Software & Data Management
The unit includes an embedded 4.3-inch TFT LCD touchscreen interface with multilingual support (English, Chinese, Spanish), real-time graphing of temperature, flow rate, and system pressure, and configurable alarm thresholds for high/low temperature, low flow, and refrigerant saturation anomalies. Optional Modbus RTU communication enables integration with LabVIEW, SCADA, or LIMS platforms for centralized monitoring and automated event logging. All operational parameters—including cumulative runtime, compressor cycles, and temperature deviation history—are stored in non-volatile memory for post-event analysis. Firmware updates are performed via USB port using signed binary files, ensuring integrity and traceability in regulated environments.
Applications
- Cooling of inductively coupled plasma optical emission spectrometers (ICP-OES) and mass spectrometers (ICP-MS), where consistent torch and interface temperature directly impacts signal stability and oxide formation rates
- Thermal regulation of atomic absorption spectrophotometers (AAS), particularly graphite furnace modules requiring rapid cooldown between atomization cycles
- Stabilization of transmission electron microscope (TEM) cold stages and cryo-transfer systems during high-resolution imaging sessions
- Heat dissipation from high-power laser sources used in Raman spectroscopy and confocal microscopy setups
- Condenser cooling in Kjeldahl digestion and distillation systems to ensure reproducible nitrogen recovery yields per AOAC 984.27 and ISO 8968-1 protocols
- Support of MRI pre-polarization coils and superconducting magnet quench protection circuits in physics research laboratories
FAQ
What coolant types are compatible with the SLC-2030?

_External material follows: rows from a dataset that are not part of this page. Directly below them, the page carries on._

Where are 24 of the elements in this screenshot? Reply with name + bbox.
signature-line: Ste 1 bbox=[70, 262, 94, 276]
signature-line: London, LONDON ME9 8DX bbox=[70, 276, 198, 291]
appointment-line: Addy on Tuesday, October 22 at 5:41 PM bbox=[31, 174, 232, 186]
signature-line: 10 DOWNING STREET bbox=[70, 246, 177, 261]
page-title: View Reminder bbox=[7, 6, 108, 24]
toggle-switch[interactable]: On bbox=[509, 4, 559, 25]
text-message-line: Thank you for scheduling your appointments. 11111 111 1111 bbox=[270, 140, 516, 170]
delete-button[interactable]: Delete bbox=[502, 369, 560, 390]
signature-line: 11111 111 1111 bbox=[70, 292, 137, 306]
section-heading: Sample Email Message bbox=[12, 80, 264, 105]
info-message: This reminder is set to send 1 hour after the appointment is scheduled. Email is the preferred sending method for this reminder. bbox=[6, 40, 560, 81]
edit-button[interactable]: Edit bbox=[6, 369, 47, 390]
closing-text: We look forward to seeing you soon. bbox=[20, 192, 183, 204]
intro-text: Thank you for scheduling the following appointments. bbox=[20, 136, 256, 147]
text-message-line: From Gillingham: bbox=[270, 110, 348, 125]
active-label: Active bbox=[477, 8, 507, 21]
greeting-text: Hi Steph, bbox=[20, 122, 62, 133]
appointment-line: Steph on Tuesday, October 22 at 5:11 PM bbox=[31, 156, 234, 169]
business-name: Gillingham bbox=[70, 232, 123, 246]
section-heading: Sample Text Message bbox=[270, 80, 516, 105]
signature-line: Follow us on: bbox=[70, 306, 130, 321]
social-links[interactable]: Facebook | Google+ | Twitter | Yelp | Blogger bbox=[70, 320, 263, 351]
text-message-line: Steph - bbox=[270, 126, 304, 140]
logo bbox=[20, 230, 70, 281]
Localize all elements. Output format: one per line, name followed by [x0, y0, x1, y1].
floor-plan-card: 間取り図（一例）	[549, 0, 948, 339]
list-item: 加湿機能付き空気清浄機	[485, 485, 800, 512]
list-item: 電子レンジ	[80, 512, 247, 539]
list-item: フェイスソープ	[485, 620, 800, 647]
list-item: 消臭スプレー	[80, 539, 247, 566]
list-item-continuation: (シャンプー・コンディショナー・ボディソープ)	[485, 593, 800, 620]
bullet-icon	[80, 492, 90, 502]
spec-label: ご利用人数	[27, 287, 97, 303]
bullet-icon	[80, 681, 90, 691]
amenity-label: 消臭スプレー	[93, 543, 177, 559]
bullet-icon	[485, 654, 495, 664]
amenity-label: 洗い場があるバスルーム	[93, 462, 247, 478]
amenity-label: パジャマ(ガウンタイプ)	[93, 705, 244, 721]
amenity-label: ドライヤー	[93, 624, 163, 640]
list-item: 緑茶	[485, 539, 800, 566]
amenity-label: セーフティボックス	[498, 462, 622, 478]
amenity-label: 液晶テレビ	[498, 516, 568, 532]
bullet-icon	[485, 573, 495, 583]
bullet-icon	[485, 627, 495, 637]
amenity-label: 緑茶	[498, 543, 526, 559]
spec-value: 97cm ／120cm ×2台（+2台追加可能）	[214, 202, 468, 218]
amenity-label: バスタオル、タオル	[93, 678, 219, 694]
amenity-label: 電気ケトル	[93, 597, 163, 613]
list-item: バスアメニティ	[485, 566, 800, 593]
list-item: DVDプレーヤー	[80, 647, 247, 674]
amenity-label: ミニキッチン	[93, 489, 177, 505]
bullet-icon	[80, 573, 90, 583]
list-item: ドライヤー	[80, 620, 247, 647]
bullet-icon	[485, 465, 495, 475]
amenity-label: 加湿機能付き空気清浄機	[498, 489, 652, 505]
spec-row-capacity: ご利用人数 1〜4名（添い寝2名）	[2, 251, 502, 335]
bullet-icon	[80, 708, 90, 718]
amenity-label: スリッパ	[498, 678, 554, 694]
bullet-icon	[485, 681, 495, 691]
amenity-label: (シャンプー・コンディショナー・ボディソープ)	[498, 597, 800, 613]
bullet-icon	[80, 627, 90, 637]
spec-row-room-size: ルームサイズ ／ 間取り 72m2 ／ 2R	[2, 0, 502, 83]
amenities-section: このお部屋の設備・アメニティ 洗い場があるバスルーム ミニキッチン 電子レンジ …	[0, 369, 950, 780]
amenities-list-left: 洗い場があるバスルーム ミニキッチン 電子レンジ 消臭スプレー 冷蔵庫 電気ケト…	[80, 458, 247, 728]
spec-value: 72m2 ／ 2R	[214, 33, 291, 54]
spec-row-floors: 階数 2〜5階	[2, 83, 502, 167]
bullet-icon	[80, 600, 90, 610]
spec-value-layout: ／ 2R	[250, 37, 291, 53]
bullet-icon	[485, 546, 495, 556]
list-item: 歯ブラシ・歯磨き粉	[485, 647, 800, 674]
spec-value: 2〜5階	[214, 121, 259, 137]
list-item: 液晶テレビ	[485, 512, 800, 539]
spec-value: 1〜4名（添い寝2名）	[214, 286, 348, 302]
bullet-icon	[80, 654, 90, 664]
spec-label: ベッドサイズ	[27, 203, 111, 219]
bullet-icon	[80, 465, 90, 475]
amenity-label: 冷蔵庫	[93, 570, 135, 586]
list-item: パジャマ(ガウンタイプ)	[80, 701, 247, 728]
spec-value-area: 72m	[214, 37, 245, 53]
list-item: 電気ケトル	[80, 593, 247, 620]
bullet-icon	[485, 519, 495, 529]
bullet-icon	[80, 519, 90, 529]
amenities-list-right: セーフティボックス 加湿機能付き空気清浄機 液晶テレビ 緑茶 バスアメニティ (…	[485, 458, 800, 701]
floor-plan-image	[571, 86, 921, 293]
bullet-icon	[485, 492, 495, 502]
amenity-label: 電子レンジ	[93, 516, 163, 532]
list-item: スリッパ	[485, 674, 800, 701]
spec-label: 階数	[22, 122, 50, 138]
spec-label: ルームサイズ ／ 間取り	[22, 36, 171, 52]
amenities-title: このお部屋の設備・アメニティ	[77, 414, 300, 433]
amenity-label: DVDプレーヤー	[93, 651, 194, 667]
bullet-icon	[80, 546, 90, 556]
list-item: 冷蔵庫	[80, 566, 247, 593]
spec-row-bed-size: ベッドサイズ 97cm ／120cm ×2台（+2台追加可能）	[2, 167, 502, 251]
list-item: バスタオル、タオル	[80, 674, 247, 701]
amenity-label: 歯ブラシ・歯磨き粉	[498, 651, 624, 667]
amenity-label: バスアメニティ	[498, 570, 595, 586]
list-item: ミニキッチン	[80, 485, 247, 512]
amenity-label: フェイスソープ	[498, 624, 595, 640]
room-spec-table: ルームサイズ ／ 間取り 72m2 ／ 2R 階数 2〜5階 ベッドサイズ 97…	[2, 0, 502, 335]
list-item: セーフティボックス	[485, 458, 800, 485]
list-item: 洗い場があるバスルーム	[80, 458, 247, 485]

Deionized water, 20–30% ethylene glycol/water mixtures, and commercially available inhibited heat-transfer fluids meeting ASTM D3306 specifications are approved. Avoid chlorinated solvents, acetone, or high-concentration methanol.
Can the SLC-2030 operate continuously at –20 °C ambient temperature?

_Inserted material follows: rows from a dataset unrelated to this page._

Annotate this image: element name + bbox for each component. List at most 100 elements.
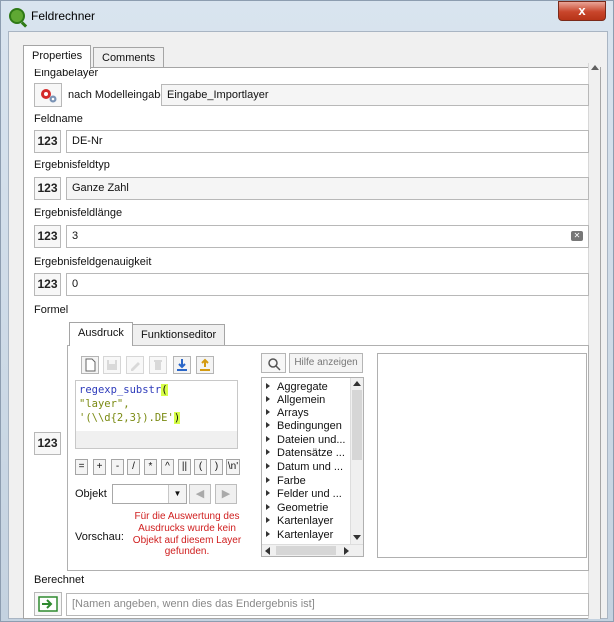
- feldname-input[interactable]: DE-Nr: [66, 130, 589, 153]
- tree-item[interactable]: Felder und ...: [266, 488, 342, 500]
- formel-label: Formel: [34, 304, 69, 316]
- ergebnisfeldgenauigkeit-input[interactable]: 0: [66, 273, 589, 296]
- tree-item[interactable]: Allgemein: [266, 394, 325, 406]
- expand-arrow-icon[interactable]: [266, 396, 270, 402]
- tree-item[interactable]: Geometrie: [266, 502, 328, 514]
- export-icon[interactable]: [196, 356, 214, 374]
- expand-arrow-icon[interactable]: [266, 463, 270, 469]
- title-bar: Feldrechner x: [1, 1, 614, 31]
- operator-open-paren-button[interactable]: (: [194, 459, 207, 475]
- tree-item-label: Aggregate: [277, 381, 328, 393]
- search-field[interactable]: [261, 353, 286, 373]
- ergebnisfeldtyp-label: Ergebnisfeldtyp: [34, 159, 110, 171]
- tree-item-label: Farbe: [277, 475, 306, 487]
- operator-plus-button[interactable]: +: [93, 459, 106, 475]
- tree-horizontal-scrollbar[interactable]: [262, 544, 363, 556]
- eingabelayer-select[interactable]: Eingabe_Importlayer: [161, 84, 589, 106]
- edit-icon[interactable]: [126, 356, 144, 374]
- tab-properties[interactable]: Properties: [23, 45, 92, 69]
- operator-multiply-button[interactable]: *: [144, 459, 157, 475]
- tab-comments[interactable]: Comments: [93, 47, 165, 69]
- tree-item[interactable]: Kartenlayer: [266, 515, 333, 527]
- chevron-down-icon[interactable]: ▼: [168, 485, 186, 503]
- import-icon[interactable]: [173, 356, 191, 374]
- objekt-select[interactable]: ▼: [112, 484, 187, 504]
- operator-newline-button[interactable]: \n': [226, 459, 240, 475]
- next-object-button[interactable]: ▶: [215, 484, 237, 504]
- operator-equals-button[interactable]: =: [75, 459, 88, 475]
- delete-icon[interactable]: [149, 356, 167, 374]
- feldname-type-button[interactable]: 123: [34, 130, 61, 153]
- expand-arrow-icon[interactable]: [266, 422, 270, 428]
- tree-item[interactable]: Arrays: [266, 407, 309, 419]
- operator-close-paren-button[interactable]: ): [210, 459, 223, 475]
- expand-arrow-icon[interactable]: [266, 504, 270, 510]
- number-123-icon: 123: [37, 229, 58, 243]
- output-button[interactable]: [34, 592, 62, 616]
- tree-scrollbar[interactable]: [350, 378, 363, 544]
- previous-object-button[interactable]: ◀: [189, 484, 211, 504]
- tree-item[interactable]: Aggregate: [266, 381, 328, 393]
- clear-field-icon[interactable]: ✕: [571, 231, 583, 241]
- tree-hscroll-thumb[interactable]: [276, 546, 336, 555]
- tree-item[interactable]: Farbe: [266, 475, 306, 487]
- new-file-icon[interactable]: [81, 356, 99, 374]
- operator-concat-button[interactable]: ||: [178, 459, 191, 475]
- scroll-up-arrow-icon[interactable]: [353, 381, 361, 386]
- expand-arrow-icon[interactable]: [266, 436, 270, 442]
- expand-arrow-icon[interactable]: [266, 383, 270, 389]
- ergebnisfeldgenauigkeit-label: Ergebnisfeldgenauigkeit: [34, 256, 152, 268]
- help-button[interactable]: Hilfe anzeigen: [289, 353, 363, 373]
- formel-type-button[interactable]: 123: [34, 432, 61, 455]
- trash-glyph-icon: [154, 360, 162, 370]
- tree-item[interactable]: Bedingungen: [266, 420, 342, 432]
- ergebnisfeldlaenge-type-button[interactable]: 123: [34, 225, 61, 248]
- tab-ausdruck[interactable]: Ausdruck: [69, 322, 133, 346]
- vertical-scrollbar[interactable]: [588, 63, 600, 619]
- tree-item[interactable]: Kartenlayer: [266, 529, 333, 541]
- tab-funktionseditor[interactable]: Funktionseditor: [132, 324, 226, 346]
- ergebnisfeldlaenge-input[interactable]: 3 ✕: [66, 225, 589, 248]
- expand-arrow-icon[interactable]: [266, 531, 270, 537]
- scroll-down-arrow-icon[interactable]: [353, 535, 361, 540]
- download-arrow-icon: [177, 359, 187, 371]
- number-123-icon: 123: [37, 134, 58, 148]
- output-name-input[interactable]: [Namen angeben, wenn dies das Endergebni…: [66, 593, 589, 616]
- number-123-icon: 123: [37, 181, 58, 195]
- expand-arrow-icon[interactable]: [266, 517, 270, 523]
- operator-divide-button[interactable]: /: [127, 459, 140, 475]
- arrow-right-icon: [38, 596, 58, 612]
- tree-scroll-thumb[interactable]: [352, 390, 362, 460]
- tree-item-label: Felder und ...: [277, 488, 342, 500]
- expand-arrow-icon[interactable]: [266, 477, 270, 483]
- expand-arrow-icon[interactable]: [266, 449, 270, 455]
- tree-item[interactable]: Dateien und...: [266, 434, 346, 446]
- model-input-button[interactable]: [34, 83, 62, 107]
- scroll-left-arrow-icon[interactable]: [265, 547, 270, 555]
- tree-item-label: Datum und ...: [277, 461, 344, 473]
- save-icon[interactable]: [103, 356, 121, 374]
- expression-function-token: regexp_substr: [79, 384, 162, 396]
- objekt-label: Objekt: [75, 488, 107, 500]
- close-button[interactable]: x: [558, 1, 606, 21]
- tree-item[interactable]: Datensätze ...: [266, 447, 345, 459]
- expand-arrow-icon[interactable]: [266, 409, 270, 415]
- scroll-up-arrow-icon[interactable]: [591, 65, 599, 70]
- expression-close-paren: ): [173, 412, 181, 424]
- ergebnisfeldtyp-type-button[interactable]: 123: [34, 177, 61, 200]
- tree-item-label: Geometrie: [277, 502, 329, 514]
- vorschau-label: Vorschau:: [75, 531, 124, 543]
- editor-status-strip: [75, 431, 238, 449]
- number-123-icon: 123: [37, 277, 58, 291]
- tree-item-label: Bedingungen: [277, 420, 342, 432]
- upload-arrow-icon: [200, 358, 210, 371]
- operator-minus-button[interactable]: -: [111, 459, 124, 475]
- expand-arrow-icon[interactable]: [266, 490, 270, 496]
- tree-item[interactable]: Datum und ...: [266, 461, 343, 473]
- ergebnisfeldtyp-select[interactable]: Ganze Zahl: [66, 177, 589, 200]
- feldname-label: Feldname: [34, 113, 83, 125]
- scroll-right-arrow-icon[interactable]: [344, 547, 349, 555]
- operator-power-button[interactable]: ^: [161, 459, 174, 475]
- ergebnisfeldgenauigkeit-type-button[interactable]: 123: [34, 273, 61, 296]
- function-group-tree[interactable]: Aggregate Allgemein Arrays Bedingungen D…: [261, 377, 364, 557]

Yes—the unit is rated for continuous operation in ambient environments ranging from 5 °C to 40 °C. Performance at low ambient temperatures is maintained via intelligent defrost cycling and compressor crankcase heater activation.
Is the temperature stability specification (±0.1 °C) guaranteed across the entire flow range?
Yes—stability is verified at minimum (5 L/min) and maximum (30 L/min) flow rates under steady-state conditions with a 2-meter, 10-mm ID external loop.
Does the chiller support FDA 21 CFR Part 11-compliant electronic records?
Not natively—but when connected to a validated third-party data acquisition system via Modbus, full audit trail, electronic signature, and role-based access control can be implemented per Part 11 requirements.
What maintenance intervals are recommended for extended service life?
Annual inspection of condenser coil cleanliness and refrigerant charge verification is advised. No scheduled oil changes or filter replacements are required due to sealed compressor design and self-cleaning condenser topology.